Contrairement à la plupart des autres prieurés foréziens, celui de Savigneux n´a pas donné naissance à l´implantation d´un village, sans doute gênée par la proximité de Montbrison et peut-être l´insalubrité de la plaine.
Description
Le site du prieuré s´organisait autour de l´église, bordée au sud par les bâtiments conventuels, répartis autour de deux cours, au nord par le cimetière. Au nord-ouest se trouvaient deux autres bâtiments, l´un dans l´enceinte du prieuré, peut-être la maison du sacristain ou un bâtiment d´accueil ; l´autre à l´extérieur de l´enceinte, peut-être le presbytère. Des parcelles de jardin s´étendaient autour des bâtiments, clos de murs, avec un pigeonnier dans l´angle sud-est (d´après un plan de 1775 conservé à la Bibliothèque de la Diana, reproduit dans Savigneux hier...). Il y aurait eu un second pigeonnier au 18e siècle.

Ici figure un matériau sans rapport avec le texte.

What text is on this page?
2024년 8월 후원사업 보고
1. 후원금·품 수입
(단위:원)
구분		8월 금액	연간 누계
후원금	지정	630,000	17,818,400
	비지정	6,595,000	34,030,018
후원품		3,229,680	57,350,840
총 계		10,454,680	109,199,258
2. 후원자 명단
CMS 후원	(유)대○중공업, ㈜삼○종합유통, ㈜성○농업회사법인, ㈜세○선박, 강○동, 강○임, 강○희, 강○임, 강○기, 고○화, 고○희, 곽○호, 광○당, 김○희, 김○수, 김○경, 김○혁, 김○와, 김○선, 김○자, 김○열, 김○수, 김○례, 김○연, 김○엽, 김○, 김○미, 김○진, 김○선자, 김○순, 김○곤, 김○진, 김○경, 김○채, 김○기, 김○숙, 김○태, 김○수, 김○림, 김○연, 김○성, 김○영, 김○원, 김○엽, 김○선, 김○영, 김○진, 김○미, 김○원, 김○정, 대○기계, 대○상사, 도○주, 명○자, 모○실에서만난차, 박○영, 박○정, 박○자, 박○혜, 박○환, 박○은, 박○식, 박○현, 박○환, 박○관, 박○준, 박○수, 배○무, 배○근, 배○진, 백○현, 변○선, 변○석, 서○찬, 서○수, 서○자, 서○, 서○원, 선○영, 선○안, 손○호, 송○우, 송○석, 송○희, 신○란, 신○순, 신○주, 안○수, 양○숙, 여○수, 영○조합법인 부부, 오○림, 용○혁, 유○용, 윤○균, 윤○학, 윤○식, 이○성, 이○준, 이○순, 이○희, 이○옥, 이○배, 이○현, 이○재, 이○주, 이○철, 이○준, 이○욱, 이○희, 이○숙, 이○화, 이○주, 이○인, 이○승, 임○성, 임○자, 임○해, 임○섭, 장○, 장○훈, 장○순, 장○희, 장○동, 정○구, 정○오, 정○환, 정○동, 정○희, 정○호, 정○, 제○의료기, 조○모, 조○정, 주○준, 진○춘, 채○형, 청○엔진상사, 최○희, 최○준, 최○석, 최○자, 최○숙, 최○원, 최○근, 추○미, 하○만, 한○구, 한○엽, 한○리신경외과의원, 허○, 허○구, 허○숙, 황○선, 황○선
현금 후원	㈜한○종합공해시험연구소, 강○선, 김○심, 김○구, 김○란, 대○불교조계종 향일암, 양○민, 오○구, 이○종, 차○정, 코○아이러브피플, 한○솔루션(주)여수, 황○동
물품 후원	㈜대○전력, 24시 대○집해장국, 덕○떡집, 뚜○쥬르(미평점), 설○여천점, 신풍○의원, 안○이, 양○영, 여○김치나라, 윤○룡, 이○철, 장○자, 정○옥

Le prieuré est décrit lors de sa vente, en 1797 : les bâtiments d´habitation, qui jouxtent l´église, entourent le cloître. Il y a dix pièces au rez-de-chaussée ; cinq chambres à l´étage, dans le corps central, deux chambres et des latrines dans la première aile, un grenier dans l´autre. La première aile a un 2e étage divisé en deux chambres et un cabinet, sans doute le logement du prieur. Les dépendances sont aussi au sud de l´église : des remises, une écurie, un fenil. Il y a enfin un grand jardin clos, avec un pigeonnier, et l´étang (17 ha).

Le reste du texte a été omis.